Tournament days is approaching fast. This is going to be a great event that will help out a lot of kids so plan on being there! We are looking forward to seeing everyone in Sabine Pass on tournament day.


----------



## tokavi

bump


----------



## tokavi

We are gathering raffle and door prizes for everyone. Come join the fun!


----------



## tokavi

Picked up 5 Shimano reels and a couple of Yeti coolers that will be given away at the tourney.
Sign up and join the fun!


----------



## DSilva

Is this a SINGLE big fish tournament or a STRINGER tournament?

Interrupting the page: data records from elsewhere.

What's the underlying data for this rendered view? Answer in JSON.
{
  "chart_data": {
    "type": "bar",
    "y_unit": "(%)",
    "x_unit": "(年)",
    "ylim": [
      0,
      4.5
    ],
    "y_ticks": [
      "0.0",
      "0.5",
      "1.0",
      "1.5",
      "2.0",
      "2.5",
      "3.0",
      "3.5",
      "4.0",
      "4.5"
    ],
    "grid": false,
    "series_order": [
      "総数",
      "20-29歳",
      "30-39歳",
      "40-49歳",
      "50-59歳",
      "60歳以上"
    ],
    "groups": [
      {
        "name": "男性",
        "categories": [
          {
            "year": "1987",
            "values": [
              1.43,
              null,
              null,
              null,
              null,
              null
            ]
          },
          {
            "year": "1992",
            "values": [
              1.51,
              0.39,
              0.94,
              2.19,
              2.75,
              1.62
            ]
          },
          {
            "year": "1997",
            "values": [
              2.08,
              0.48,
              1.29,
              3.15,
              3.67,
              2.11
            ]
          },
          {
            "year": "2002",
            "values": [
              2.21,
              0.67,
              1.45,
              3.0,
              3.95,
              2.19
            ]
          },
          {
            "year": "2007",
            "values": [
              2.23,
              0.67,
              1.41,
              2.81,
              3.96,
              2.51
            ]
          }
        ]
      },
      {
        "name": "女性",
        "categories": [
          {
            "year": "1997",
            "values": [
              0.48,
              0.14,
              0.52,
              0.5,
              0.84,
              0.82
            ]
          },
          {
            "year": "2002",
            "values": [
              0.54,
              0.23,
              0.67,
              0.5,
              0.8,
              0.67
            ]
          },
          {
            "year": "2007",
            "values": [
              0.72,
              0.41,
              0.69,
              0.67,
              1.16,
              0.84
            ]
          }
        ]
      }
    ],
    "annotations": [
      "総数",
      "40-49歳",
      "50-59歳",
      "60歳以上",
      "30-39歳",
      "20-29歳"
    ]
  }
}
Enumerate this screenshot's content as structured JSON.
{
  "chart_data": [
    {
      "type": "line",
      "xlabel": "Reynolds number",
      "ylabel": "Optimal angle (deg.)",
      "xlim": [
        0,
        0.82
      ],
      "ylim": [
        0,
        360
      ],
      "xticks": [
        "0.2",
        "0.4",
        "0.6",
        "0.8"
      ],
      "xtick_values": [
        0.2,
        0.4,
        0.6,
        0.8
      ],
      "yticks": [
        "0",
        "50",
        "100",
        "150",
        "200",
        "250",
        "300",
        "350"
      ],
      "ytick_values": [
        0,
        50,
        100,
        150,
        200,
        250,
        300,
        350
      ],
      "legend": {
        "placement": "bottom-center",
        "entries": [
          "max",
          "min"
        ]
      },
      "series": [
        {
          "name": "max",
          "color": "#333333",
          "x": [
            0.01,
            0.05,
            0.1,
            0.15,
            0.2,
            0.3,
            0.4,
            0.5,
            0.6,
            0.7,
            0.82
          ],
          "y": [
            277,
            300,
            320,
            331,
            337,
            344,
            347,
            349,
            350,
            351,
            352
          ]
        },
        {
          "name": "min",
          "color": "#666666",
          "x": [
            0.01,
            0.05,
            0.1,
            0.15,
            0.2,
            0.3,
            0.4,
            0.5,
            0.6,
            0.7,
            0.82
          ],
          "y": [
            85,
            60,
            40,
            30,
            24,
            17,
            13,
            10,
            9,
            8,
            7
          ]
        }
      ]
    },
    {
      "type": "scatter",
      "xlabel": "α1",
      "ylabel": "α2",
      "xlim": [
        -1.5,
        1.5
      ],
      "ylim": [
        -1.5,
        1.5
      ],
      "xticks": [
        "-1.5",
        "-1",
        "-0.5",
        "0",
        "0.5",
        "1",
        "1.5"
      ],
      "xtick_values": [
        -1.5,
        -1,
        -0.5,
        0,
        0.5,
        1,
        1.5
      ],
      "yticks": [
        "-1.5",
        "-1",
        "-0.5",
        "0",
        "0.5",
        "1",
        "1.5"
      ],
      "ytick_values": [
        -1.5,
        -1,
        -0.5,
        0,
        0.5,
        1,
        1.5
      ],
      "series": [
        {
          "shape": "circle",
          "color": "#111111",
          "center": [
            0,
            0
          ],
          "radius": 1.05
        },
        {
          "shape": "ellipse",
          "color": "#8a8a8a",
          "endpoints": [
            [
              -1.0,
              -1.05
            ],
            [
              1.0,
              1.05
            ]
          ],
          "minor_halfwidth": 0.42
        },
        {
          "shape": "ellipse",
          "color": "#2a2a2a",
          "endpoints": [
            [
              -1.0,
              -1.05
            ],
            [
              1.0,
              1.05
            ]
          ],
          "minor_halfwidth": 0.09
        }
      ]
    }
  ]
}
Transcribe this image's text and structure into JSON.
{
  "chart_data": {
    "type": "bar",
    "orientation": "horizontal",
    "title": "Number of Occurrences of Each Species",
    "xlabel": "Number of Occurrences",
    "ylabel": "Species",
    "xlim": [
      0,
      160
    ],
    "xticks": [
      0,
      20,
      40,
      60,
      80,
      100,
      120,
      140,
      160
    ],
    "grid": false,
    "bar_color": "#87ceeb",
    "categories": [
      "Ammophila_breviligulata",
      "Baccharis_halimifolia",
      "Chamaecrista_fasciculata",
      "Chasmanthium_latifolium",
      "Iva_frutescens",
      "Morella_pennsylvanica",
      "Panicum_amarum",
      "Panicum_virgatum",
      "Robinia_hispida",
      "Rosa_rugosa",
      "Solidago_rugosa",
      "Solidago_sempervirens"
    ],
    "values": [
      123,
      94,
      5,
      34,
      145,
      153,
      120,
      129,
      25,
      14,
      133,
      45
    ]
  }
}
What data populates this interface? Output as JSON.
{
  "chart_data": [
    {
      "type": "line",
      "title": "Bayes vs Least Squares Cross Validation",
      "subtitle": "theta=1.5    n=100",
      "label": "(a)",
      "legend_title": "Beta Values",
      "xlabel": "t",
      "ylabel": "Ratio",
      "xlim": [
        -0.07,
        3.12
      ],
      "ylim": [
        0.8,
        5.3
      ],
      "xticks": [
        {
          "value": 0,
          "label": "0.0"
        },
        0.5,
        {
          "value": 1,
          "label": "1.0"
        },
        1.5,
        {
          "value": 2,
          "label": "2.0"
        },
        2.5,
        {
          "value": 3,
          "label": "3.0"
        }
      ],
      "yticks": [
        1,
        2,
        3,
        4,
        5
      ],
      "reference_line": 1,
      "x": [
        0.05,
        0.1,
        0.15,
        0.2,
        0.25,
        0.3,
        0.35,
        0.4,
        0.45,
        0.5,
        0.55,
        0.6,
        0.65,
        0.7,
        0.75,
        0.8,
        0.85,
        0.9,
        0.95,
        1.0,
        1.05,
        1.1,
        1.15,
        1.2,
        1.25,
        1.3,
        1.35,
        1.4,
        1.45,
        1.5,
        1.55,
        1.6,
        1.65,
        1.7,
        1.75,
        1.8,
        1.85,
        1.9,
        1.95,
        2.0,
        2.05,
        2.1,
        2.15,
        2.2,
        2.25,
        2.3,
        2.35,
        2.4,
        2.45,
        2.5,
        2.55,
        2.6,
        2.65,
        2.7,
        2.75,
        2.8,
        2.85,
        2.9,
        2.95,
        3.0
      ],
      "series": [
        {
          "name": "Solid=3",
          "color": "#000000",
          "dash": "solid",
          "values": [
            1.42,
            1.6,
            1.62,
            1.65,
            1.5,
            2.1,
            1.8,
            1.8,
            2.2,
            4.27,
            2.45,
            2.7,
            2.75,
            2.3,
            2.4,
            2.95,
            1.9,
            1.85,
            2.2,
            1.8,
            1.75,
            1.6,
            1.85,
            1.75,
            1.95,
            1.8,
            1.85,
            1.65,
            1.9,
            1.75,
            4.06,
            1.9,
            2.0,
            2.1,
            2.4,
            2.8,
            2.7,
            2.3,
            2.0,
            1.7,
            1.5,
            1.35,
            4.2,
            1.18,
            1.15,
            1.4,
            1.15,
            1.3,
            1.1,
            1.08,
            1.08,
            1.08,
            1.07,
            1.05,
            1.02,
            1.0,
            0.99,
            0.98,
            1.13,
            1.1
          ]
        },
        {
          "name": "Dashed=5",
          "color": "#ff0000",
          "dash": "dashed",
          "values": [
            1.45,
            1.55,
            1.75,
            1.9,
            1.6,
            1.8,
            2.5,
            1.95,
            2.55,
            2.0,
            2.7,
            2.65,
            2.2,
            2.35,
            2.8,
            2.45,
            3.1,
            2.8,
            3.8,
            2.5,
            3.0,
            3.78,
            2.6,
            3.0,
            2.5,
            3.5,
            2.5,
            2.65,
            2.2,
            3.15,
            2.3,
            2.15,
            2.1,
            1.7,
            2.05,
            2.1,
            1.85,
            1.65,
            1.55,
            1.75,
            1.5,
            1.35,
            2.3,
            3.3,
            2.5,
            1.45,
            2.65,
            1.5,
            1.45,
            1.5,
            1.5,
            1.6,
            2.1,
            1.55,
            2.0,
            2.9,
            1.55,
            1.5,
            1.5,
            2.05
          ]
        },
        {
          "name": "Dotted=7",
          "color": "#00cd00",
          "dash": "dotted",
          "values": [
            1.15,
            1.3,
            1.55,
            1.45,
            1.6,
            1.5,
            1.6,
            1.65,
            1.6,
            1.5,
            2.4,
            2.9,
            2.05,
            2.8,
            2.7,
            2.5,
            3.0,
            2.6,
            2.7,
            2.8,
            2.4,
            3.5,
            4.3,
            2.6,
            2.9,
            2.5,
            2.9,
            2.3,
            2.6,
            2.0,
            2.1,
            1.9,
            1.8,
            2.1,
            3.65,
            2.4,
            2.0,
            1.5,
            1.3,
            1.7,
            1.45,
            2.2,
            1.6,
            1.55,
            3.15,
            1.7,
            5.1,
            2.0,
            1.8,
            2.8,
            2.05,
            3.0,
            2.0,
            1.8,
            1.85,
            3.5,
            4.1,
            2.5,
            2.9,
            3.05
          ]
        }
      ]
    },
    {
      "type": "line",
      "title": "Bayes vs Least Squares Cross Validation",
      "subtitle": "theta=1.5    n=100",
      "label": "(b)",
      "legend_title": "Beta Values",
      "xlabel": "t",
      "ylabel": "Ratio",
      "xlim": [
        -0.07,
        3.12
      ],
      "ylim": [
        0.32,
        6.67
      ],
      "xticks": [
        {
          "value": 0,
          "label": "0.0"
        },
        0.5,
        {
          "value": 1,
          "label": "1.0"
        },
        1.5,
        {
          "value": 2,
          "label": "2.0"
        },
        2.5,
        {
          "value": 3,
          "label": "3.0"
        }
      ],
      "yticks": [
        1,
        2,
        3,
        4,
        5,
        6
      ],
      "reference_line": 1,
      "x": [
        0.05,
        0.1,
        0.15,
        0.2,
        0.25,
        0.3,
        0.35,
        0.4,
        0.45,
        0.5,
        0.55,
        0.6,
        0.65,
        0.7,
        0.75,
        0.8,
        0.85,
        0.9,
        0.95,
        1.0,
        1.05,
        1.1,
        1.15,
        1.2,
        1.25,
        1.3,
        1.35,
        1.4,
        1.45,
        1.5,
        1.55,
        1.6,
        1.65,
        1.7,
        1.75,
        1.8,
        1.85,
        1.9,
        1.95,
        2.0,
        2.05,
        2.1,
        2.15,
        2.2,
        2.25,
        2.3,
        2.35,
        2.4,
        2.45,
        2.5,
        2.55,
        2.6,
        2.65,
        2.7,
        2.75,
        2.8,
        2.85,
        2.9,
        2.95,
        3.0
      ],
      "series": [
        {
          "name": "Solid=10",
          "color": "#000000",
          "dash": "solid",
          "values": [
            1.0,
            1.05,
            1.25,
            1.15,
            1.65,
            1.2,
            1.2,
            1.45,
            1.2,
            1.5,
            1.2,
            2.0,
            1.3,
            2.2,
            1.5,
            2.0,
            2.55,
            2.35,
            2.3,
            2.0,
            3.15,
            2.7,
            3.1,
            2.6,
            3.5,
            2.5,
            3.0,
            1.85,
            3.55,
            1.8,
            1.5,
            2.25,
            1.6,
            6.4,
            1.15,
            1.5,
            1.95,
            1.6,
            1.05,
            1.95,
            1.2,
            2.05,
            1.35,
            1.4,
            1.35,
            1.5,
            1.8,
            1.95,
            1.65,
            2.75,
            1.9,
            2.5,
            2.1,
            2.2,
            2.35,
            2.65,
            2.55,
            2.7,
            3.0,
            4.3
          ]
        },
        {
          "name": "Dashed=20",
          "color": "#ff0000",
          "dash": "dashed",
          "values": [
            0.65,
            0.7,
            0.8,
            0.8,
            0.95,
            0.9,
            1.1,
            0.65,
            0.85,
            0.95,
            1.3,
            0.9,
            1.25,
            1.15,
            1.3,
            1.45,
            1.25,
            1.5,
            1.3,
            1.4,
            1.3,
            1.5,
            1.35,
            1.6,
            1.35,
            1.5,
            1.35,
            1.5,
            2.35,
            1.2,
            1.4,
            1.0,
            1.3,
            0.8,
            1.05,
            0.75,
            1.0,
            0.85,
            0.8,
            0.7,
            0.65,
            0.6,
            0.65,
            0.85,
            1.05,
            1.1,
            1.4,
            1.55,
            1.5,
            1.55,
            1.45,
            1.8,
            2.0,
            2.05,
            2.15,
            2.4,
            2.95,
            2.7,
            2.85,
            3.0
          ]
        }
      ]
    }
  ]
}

I see three divisions but I keep reading "stringer" in the rules.


----------



## Gethookedadventures

its a trout stringer tourney and I believe its a three fish stringer


----------



## Flash1

It is a 3 man team tourney with each species having a 3 fish stringer if I understand correctly.. 1st, 2nd and 3rd places paid per each species.


----------



## tokavi

Flash1 said:


> It is a 3 man team tourney with each species having a 3 fish stringer if I understand correctly.. 1st, 2nd and 3rd places paid per each species.


Flash is right on the money. Here is the breakdown.

Teams can be up to 3 person but you can fish with less, entry is $180 per team

Trout 3 biggest trout, only one over 25" allowed.
1st - $1000, 2nd - $750, 3rd - $500

3 biggest Redfish ( in the slot, no taggged fish allowed)
1st - $1000, 2nd - $750, 3rd - $500

3 biggest flounder
1st - $1000, 2nd - $750, 3rd - $500 with a $500 bonus to winning stringer if fish are weighed in alive and released.

We will also be giving away some great raffle items. Picked up 3 Yeti coolers yesterday, 105qt, 75qt and a smller one!

Give me a call if you have any questions or need any more info. Tony 409-284-7934


----------



## tokavi

Only a week left before the tourney. Give me a call and get signed up for a great time!


----------



## tokavi

A little bonus prize for the 2cool family. The 2cooler that travels the farthest to fish our tourney gets a 150 qt. cooler just for showing up!


----------



## lakemud

How many teams have signed up so far?


----------



## tokavi

70 +


----------